Because polyurethanes are versatile, they are some of the most important plastics in quantitative terms. Typical polyurethane applications are flexible foam applications, such as mattresses, foam backing for carpets, semirigid foams, rigid insulation foams, cellular elastomers, compact elastomers, thermoplastic polyurethanes, fiber applications, and surface-coating applications.

One raw material for preparing the polyurethane is the isocyanate. Examples of isocyanates are MDI, TDI, and HDI. Depending on the number of the rings, a distinction can also be made between, by way of example, monomeric MDI having 2 isocyanate groups, for example 4,4′-MDI, and polymeric MDI. Polynuclear or higher-functionality isocyanates can also be prepared from monomeric isocyanates via uretdione formation or isocyanurate formation or biuret formation.

Organic isocyanates tend to discolor while in storage. In particular at relatively high temperatures, e.g. in a feed vessel of a processing machine, this discoloration can lead to a considerable reduction in product quality. The prior art therefore stabilizes isocyanates.

Known stabilizers for stabilizing isocyanates are sterically hindered phenols, aromatic amines, thio compounds, phenothiazines, phosphites, and mixtures of these products. The compound most often used for stabilization is 2,6-di-tert-butyl4-methylphenol (BHT).

However, isocyanates are merely precursors for the actual polyurethane product, which, as described above, can be used for a variety of applications. Incorrect selection of the stabilizer can sometimes have an adverse effect on the properties of the final product. For example, aromatic amines tend to discolor significantly when they are exposed to sunlight. A polyurethane film produced from an isocyanate stabilized with an aromatic amine therefore has only restricted suitability for use in direct sunlight. BHT, in turn, is a stabilizer with high volatility. The material can therefore sometimes volatilize before processing of the isocyanate to give the finished polyurethane is complete. This can lead to environmental problems or else problems with health and safety at the workplace. In addition, the BHT can migrate from the finished product subsequently and evaporate. By way of example, in the automotive industry this can lead to exceeding of the prescribed values for evaporation of volatiles from polyurethane.

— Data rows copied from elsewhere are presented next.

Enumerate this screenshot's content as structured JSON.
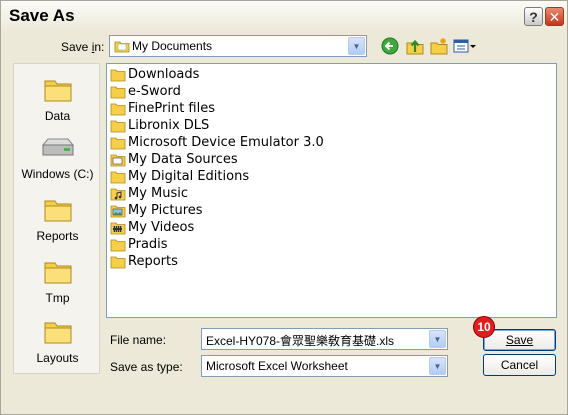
{
  "dialog": {
    "title": "Save As",
    "help_label": "?",
    "close_label": "✕"
  },
  "savein": {
    "label": "Save in:",
    "value": "My Documents"
  },
  "toolbar": {
    "icons": [
      "back-icon",
      "up-folder-icon",
      "new-folder-icon",
      "views-menu-icon"
    ]
  },
  "places": {
    "items": [
      {
        "label": "Data",
        "icon": "folder-icon"
      },
      {
        "label": "Windows (C:)",
        "icon": "drive-icon"
      },
      {
        "label": "Reports",
        "icon": "folder-icon"
      },
      {
        "label": "Tmp",
        "icon": "folder-icon"
      },
      {
        "label": "Layouts",
        "icon": "folder-icon"
      }
    ]
  },
  "files": {
    "items": [
      {
        "label": "Downloads",
        "icon": "folder-icon"
      },
      {
        "label": "e-Sword",
        "icon": "folder-icon"
      },
      {
        "label": "FinePrint files",
        "icon": "folder-icon"
      },
      {
        "label": "Libronix DLS",
        "icon": "folder-icon"
      },
      {
        "label": "Microsoft Device Emulator 3.0",
        "icon": "folder-icon"
      },
      {
        "label": "My Data Sources",
        "icon": "special-folder-icon"
      },
      {
        "label": "My Digital Editions",
        "icon": "folder-icon"
      },
      {
        "label": "My Music",
        "icon": "music-folder-icon"
      },
      {
        "label": "My Pictures",
        "icon": "pictures-folder-icon"
      },
      {
        "label": "My Videos",
        "icon": "videos-folder-icon"
      },
      {
        "label": "Pradis",
        "icon": "folder-icon"
      },
      {
        "label": "Reports",
        "icon": "folder-icon"
      }
    ]
  },
  "form": {
    "filename_label": "File name:",
    "filename_value": "Excel-HY078-會眾聖樂敎育基礎.xls",
    "filetype_label": "Save as type:",
    "filetype_value": "Microsoft Excel Worksheet",
    "save_label": "Save",
    "cancel_label": "Cancel",
    "step_badge": "10"
  },
  "colors": {
    "dialog_bg": "#ece9d8",
    "close_red": "#c2361a",
    "badge_red": "#e41c1c",
    "folder_yellow": "#f5cf4a"
  }
}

WO 99/48863 therefore proposes the use of 3,5-di-tert-butyl-4-hydroxyphenylpropionic esters for stabilizing isocyanates.

However, some 3,5-di-tert-butyl-4-hydroxyphenylpropionic esters are unsuitable for stabilizing isocyanates. For example, many 3,5-di-tert-butyl-4-hydroxyphenylpropionic esters are highly crystalline with a high melting point. Examples of these compounds are the products marketed by Ciba Specialty Chemicals with the trademarks Irganox® 1330, Irganox® 1010, and Irganox® 1098. These products cannot be incorporated into the isocyanate at the temperatures usual in the processing of isocyanates. Other 3,5-di-tert-butyl-4-hydroxyphenylpropionic esters, in turn, have higher molar mass than BHT, but the molar mass is still inadequate to comply with the demanding values applicable to fogging and volatility in some applications. Examples of these compounds are methyl 3,5-di-tert-butyl-4-hydroxyphenylpropionate and Irganox® 1135.

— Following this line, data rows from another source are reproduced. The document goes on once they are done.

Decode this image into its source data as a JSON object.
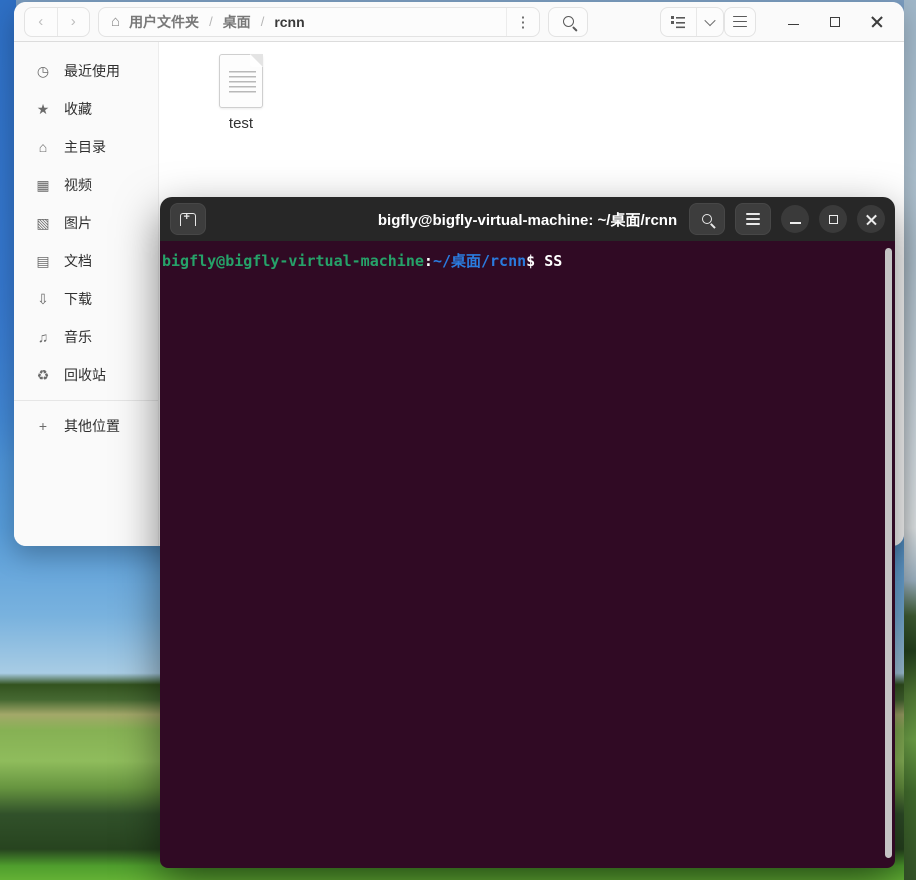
{
  "files_window": {
    "header": {
      "back_icon": "‹",
      "forward_icon": "›",
      "breadcrumb": {
        "home_icon": "⌂",
        "root_label": "用户文件夹",
        "sep1": "/",
        "crumb1": "桌面",
        "sep2": "/",
        "current": "rcnn",
        "kebab_icon": "⋮"
      }
    },
    "sidebar": {
      "items": [
        {
          "icon": "◷",
          "label": "最近使用"
        },
        {
          "icon": "★",
          "label": "收藏"
        },
        {
          "icon": "⌂",
          "label": "主目录"
        },
        {
          "icon": "▦",
          "label": "视频"
        },
        {
          "icon": "▧",
          "label": "图片"
        },
        {
          "icon": "▤",
          "label": "文档"
        },
        {
          "icon": "⇩",
          "label": "下载"
        },
        {
          "icon": "♫",
          "label": "音乐"
        },
        {
          "icon": "♻",
          "label": "回收站"
        }
      ],
      "other_locations": {
        "icon": "+",
        "label": "其他位置"
      }
    },
    "content": {
      "file_label": "test"
    }
  },
  "terminal_window": {
    "title": "bigfly@bigfly-virtual-machine: ~/桌面/rcnn",
    "prompt": {
      "user_host": "bigfly@bigfly-virtual-machine",
      "colon": ":",
      "path": "~/桌面/rcnn",
      "dollar": "$",
      "command": " SS"
    }
  },
  "colors": {
    "terminal_bg": "#300a24",
    "prompt_green": "#26a269",
    "prompt_blue": "#2a7bde",
    "titlebar_dark": "#272727",
    "files_header_bg": "#fafafa"
  }
}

It is an object of the present invention, therefore, to develop mixtures (1) comprising isocyanate and stabilizer, i.e. to develop a stabilizer which is intended for isocyanates and which protects the isocyanates from discoloration during storage and heating, and is easy to incorporate, and has minimum volatility, and also does not constrain the properties of the polyurethane end product or, therefore, its use.

We have found that this object is achieved by way of the mixtures described at the outset.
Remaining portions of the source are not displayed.